Juba has asked for the wisdom of the Perl Monks concerning the following question:

I wrote a code to re arrange a two column file into a 4 column file. It turns out that when I use a large input the program crashes and spits the following message:

. *** malloc: vm_allocate(size=262144) failed with 3<br> *** malloc[591]: error: Can't allocate region<br> Out of memory!

The whole purpose is to randomize elements within each list of a huge list of lists and then pair within a list two by two elements.

My guess is that the problem is in the last loop of the following code. Could somebody please help me solving this problem? I ruan perl in MACOX 10.2.8 and , G4, 768 MB ram.

Thanks

@total = (); #this is an array of arrays @haplotypes=(); $currentPop = 0; $sampleSize={}; # This will hold the sample size for each population + while(<IN>) { chomp; if (/^(\-{0,1}\d+\t-{0,1}\d+)/) { $sampleSize{$currentPop}++; @temp = split; push @{$haplotypes{$currentPop}}, [@temp];<p> } elsif (/segsites: (\d+)/) { $currentPop++; push @total, $currentPop; } } foreach $_ (@total) { for($i = 0; $i < $sampleSize{$currentPop}; $i++){ $Rand=rand(int(@{$haplotypes{$_}})); $temp=splice (@{$haplotypes{$_}}, $Rand, 1); push @{$RandHapl{$_}}, $temp; } }

20040804 Janitored by Corion: Put code tags around code, reduced indentation

20040804 Janitored by davido: Put code tags around error message (necessary due to square brackets).

Replies are listed 'Best First'.
Re: memory leak
by BrowserUk (Patriarch) on Aug 04, 2004 at 15:45 UTC

    Besides all the other typos and anomolies in your code, the main reason your blowing your memory is because of this line:

    for($i = 0; $i < $sampleSize; $i++){

    At the top of the program you are making this a reference to an anonymous hash:

    $sampleSize={}; # This will hold the sample size for each population

    But in the for loop you are using the numeric value of that hashref as the upper bound of your loop.

    As the numeric value is likely to be something like 26596960, that means that your loop is going to try and create an array of 26 million elements, which would occupy at least 600 MB, for every element in @total.

    Your program code makes no sense.


    Examine what is said, not who speaks.
    "Efficiency is intelligent laziness." -David Dunham
    "Think for yourself!" - Abigail
    "Memory, processor, disk in that order on the hardware side. Algorithm, algorithm, algorithm on the code side." - tachyon
      Thanks, this is actually just a slice of the code. It works anyway. You were right, I just needed to use $sampleSize{$currentPop} instead of $sampleSize and it worked. Thanks again.
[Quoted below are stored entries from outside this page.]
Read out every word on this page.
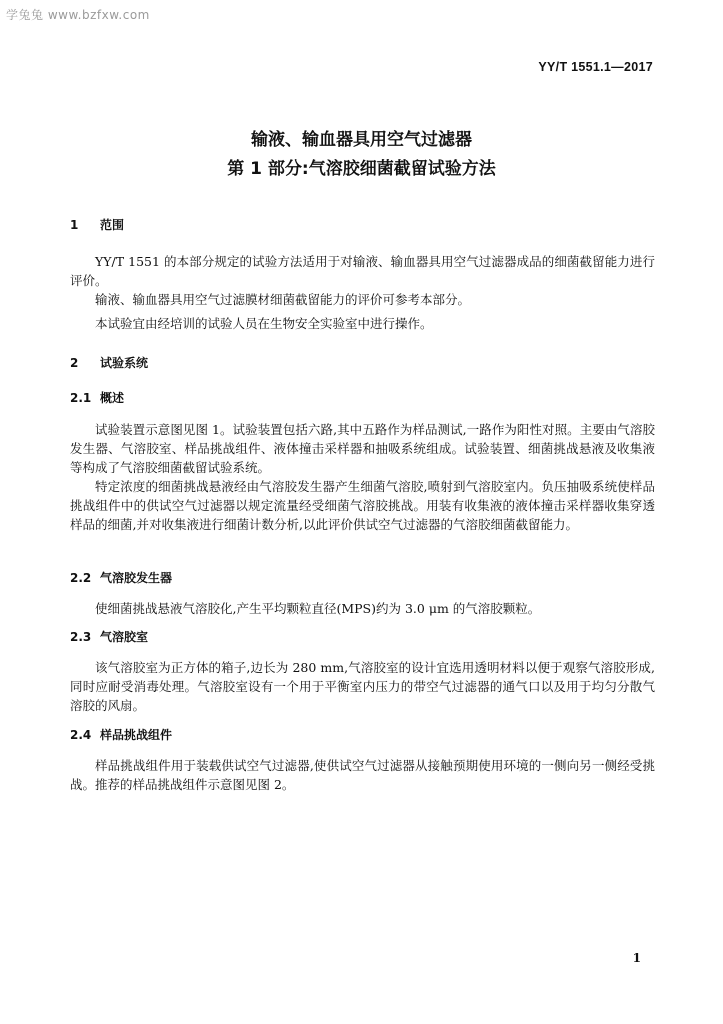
学兔兔 www.bzfxw.com
YY/T 1551.1—2017
输液、输血器具用空气过滤器
第 1 部分:气溶胶细菌截留试验方法
1 范围
YY/T 1551 的本部分规定的试验方法适用于对输液、输血器具用空气过滤器成品的细菌截留能力进行评价。
输液、输血器具用空气过滤膜材细菌截留能力的评价可参考本部分。
本试验宜由经培训的试验人员在生物安全实验室中进行操作。
2 试验系统
2.1 概述
试验装置示意图见图 1。试验装置包括六路,其中五路作为样品测试,一路作为阳性对照。主要由气溶胶发生器、气溶胶室、样品挑战组件、液体撞击采样器和抽吸系统组成。试验装置、细菌挑战悬液及收集液等构成了气溶胶细菌截留试验系统。
特定浓度的细菌挑战悬液经由气溶胶发生器产生细菌气溶胶,喷射到气溶胶室内。负压抽吸系统使样品挑战组件中的供试空气过滤器以规定流量经受细菌气溶胶挑战。用装有收集液的液体撞击采样器收集穿透样品的细菌,并对收集液进行细菌计数分析,以此评价供试空气过滤器的气溶胶细菌截留能力。
2.2 气溶胶发生器
使细菌挑战悬液气溶胶化,产生平均颗粒直径(MPS)约为 3.0 μm 的气溶胶颗粒。
2.3 气溶胶室
该气溶胶室为正方体的箱子,边长为 280 mm,气溶胶室的设计宜选用透明材料以便于观察气溶胶形成,同时应耐受消毒处理。气溶胶室设有一个用于平衡室内压力的带空气过滤器的通气口以及用于均匀分散气溶胶的风扇。
2.4 样品挑战组件
样品挑战组件用于装载供试空气过滤器,使供试空气过滤器从接触预期使用环境的一侧向另一侧经受挑战。推荐的样品挑战组件示意图见图 2。
1
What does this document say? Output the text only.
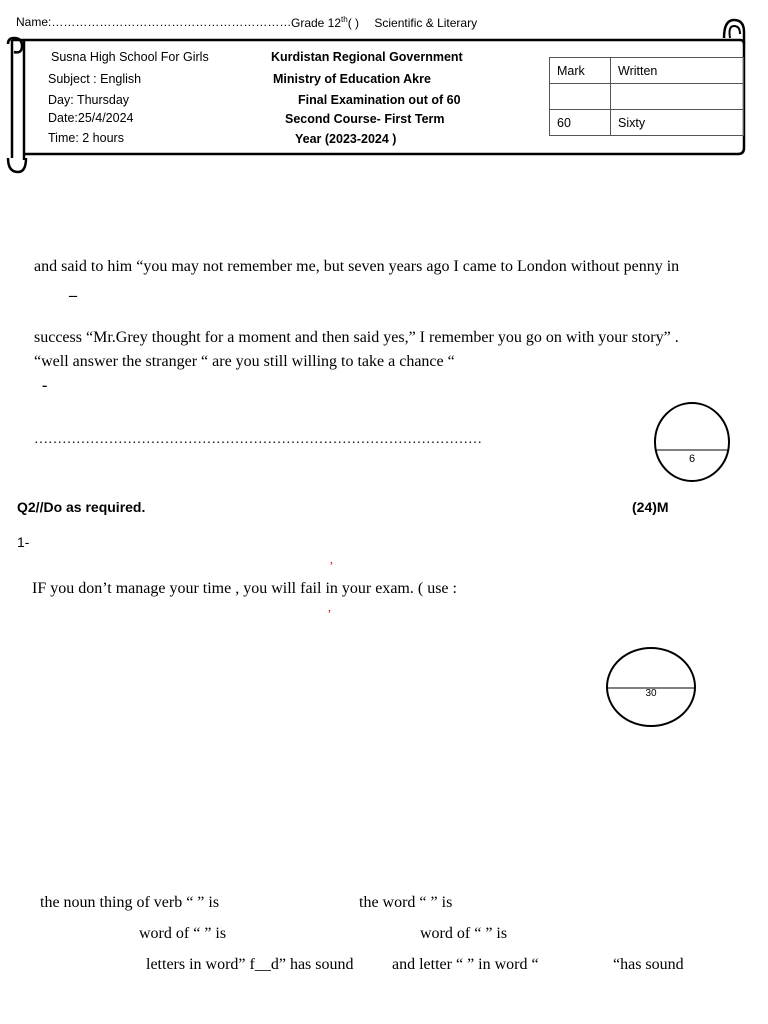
Name:…………………………………………………… Grade 12th( ) Scientific & Literary
Susna High School For Girls
Subject : English
Day: Thursday
Date:25/4/2024
Time: 2 hours
Kurdistan Regional Government
Ministry of Education Akre
Final Examination out of 60
Second Course- First Term
Year (2023-2024 )
Mark	Written

60	Sixty
and said to him “you may not remember me, but seven years ago I came to London without penny in
–
success “Mr.Grey thought for a moment and then said yes,” I remember you go on with your story” .
“well answer the stranger “ are you still willing to take a chance “
-
……………………………………………………………………………………
6
Q2//Do as required.	(24)M
1-
,
IF you don’t manage your time , you will fail in your exam. ( use :
,
30
the noun thing of verb “ ” is	the word “ ” is
word of “ ” is	word of “ ” is
letters in word” f__d” has sound and letter “ ” in word “	“has sound
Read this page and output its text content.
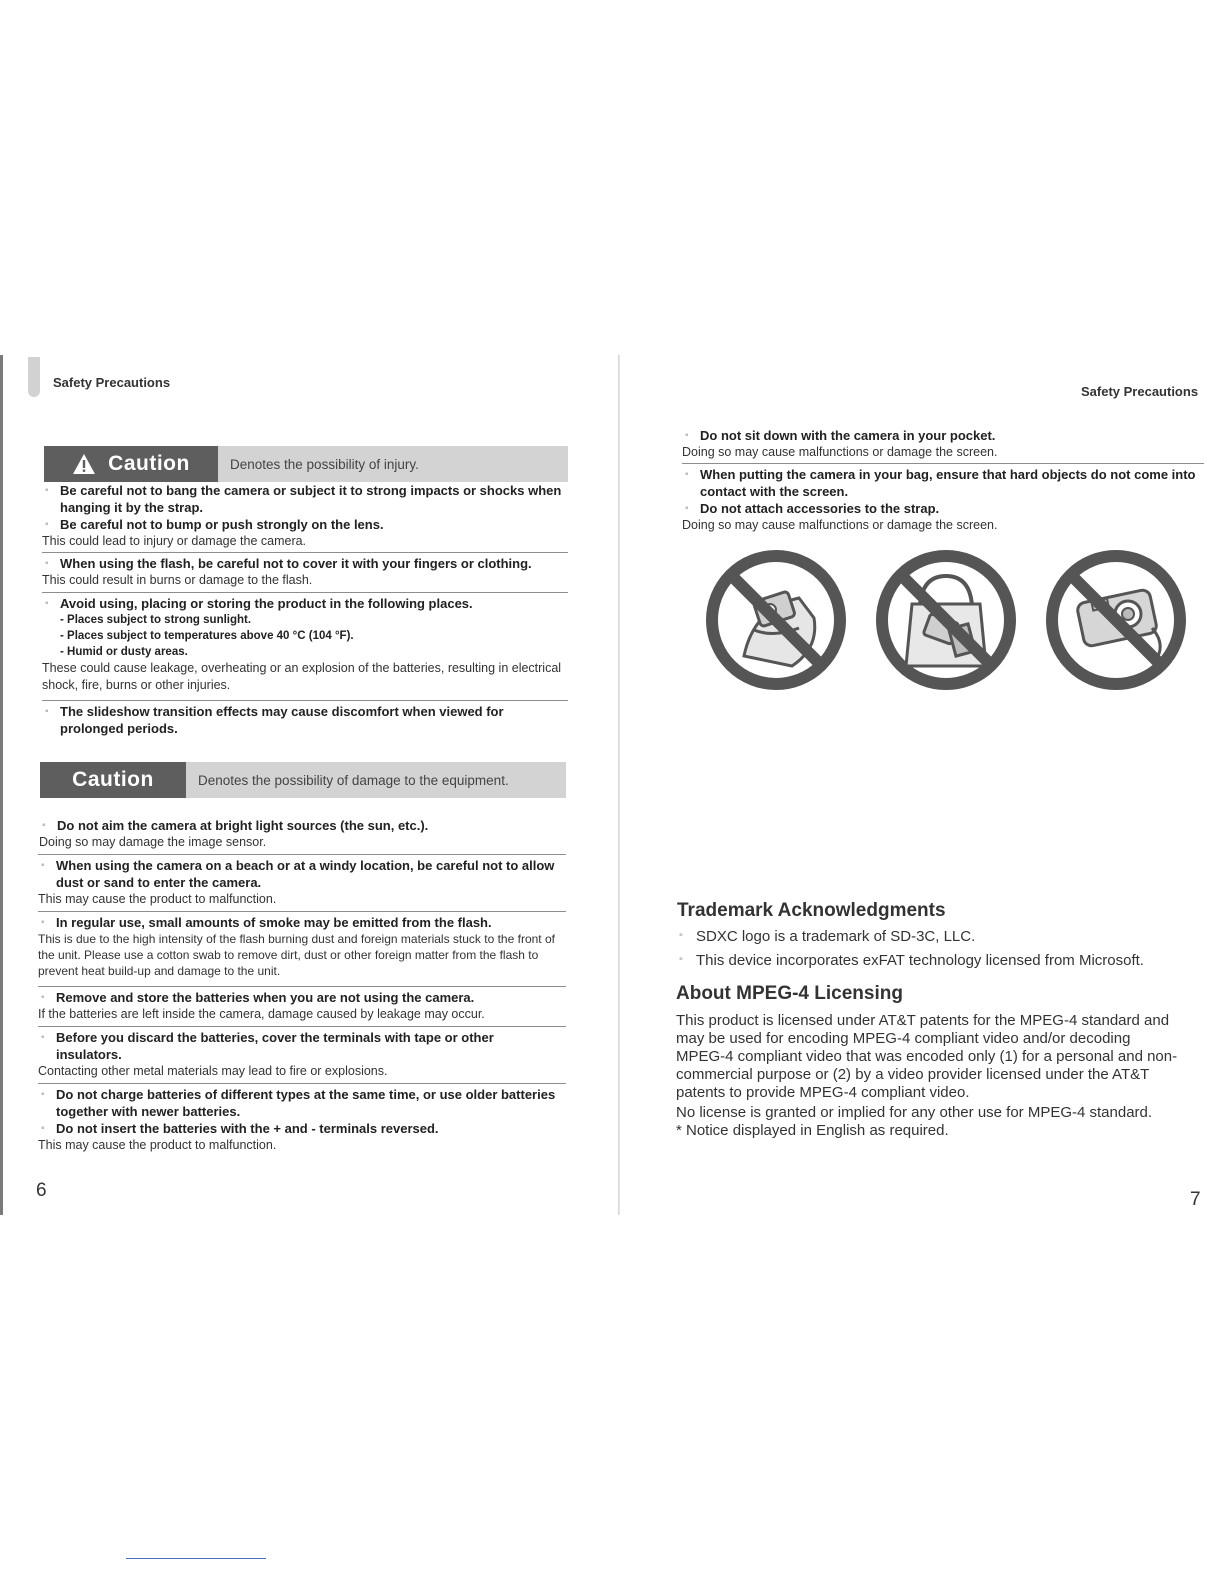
Safety Precautions
Caution	Denotes the possibility of injury.
▪ Be careful not to bang the camera or subject it to strong impacts or shocks when hanging it by the strap.
▪ Be careful not to bump or push strongly on the lens.
This could lead to injury or damage the camera.
▪ When using the flash, be careful not to cover it with your fingers or clothing.
This could result in burns or damage to the flash.
▪ Avoid using, placing or storing the product in the following places.
- Places subject to strong sunlight.
- Places subject to temperatures above 40 °C (104 °F).
- Humid or dusty areas.
These could cause leakage, overheating or an explosion of the batteries, resulting in electrical shock, fire, burns or other injuries.
▪ The slideshow transition effects may cause discomfort when viewed for prolonged periods.
Caution	Denotes the possibility of damage to the equipment.
▪ Do not aim the camera at bright light sources (the sun, etc.).
Doing so may damage the image sensor.
▪ When using the camera on a beach or at a windy location, be careful not to allow dust or sand to enter the camera.
This may cause the product to malfunction.
▪ In regular use, small amounts of smoke may be emitted from the flash.
This is due to the high intensity of the flash burning dust and foreign materials stuck to the front of the unit. Please use a cotton swab to remove dirt, dust or other foreign matter from the flash to prevent heat build-up and damage to the unit.
▪ Remove and store the batteries when you are not using the camera.
If the batteries are left inside the camera, damage caused by leakage may occur.
▪ Before you discard the batteries, cover the terminals with tape or other insulators.
Contacting other metal materials may lead to fire or explosions.
▪ Do not charge batteries of different types at the same time, or use older batteries together with newer batteries.
▪ Do not insert the batteries with the + and - terminals reversed.
This may cause the product to malfunction.
6
Safety Precautions
▪ Do not sit down with the camera in your pocket.
Doing so may cause malfunctions or damage the screen.
▪ When putting the camera in your bag, ensure that hard objects do not come into contact with the screen.
▪ Do not attach accessories to the strap.
Doing so may cause malfunctions or damage the screen.
Trademark Acknowledgments
▪ SDXC logo is a trademark of SD-3C, LLC.
▪ This device incorporates exFAT technology licensed from Microsoft.
About MPEG-4 Licensing
This product is licensed under AT&T patents for the MPEG-4 standard and
may be used for encoding MPEG-4 compliant video and/or decoding
MPEG-4 compliant video that was encoded only (1) for a personal and non-
commercial purpose or (2) by a video provider licensed under the AT&T
patents to provide MPEG-4 compliant video.
No license is granted or implied for any other use for MPEG-4 standard.
* Notice displayed in English as required.
7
        I wish I could say "if you were using use strict; use warnings; it would have picked this up", but I can't because it wouldn't have.

        None the less, it would be a good idea anyway :)


        Examine what is said, not who speaks.
        "Efficiency is intelligent laziness." -David Dunham
        "Think for yourself!" - Abigail
        "Memory, processor, disk in that order on the hardware side. Algorithm, algorithm, algorithm on the code side." - tachyon
Re: memory leak
by rsteinke (Scribe) on Aug 04, 2004 at 15:27 UTC

    You can get around the memory allocation in the second loop by printing the lines just before the end of the outside loop, instead of storing them in memory, as

    foreach $_ (@total) { my @line_elems; for($i = 0; $i < $sampleSize; $i++){ ... push @line_elems, $temp; } print (join "\t", @line_elems) ."\n"; }
    instead of adding them to the ever-growing %RandHapl hash.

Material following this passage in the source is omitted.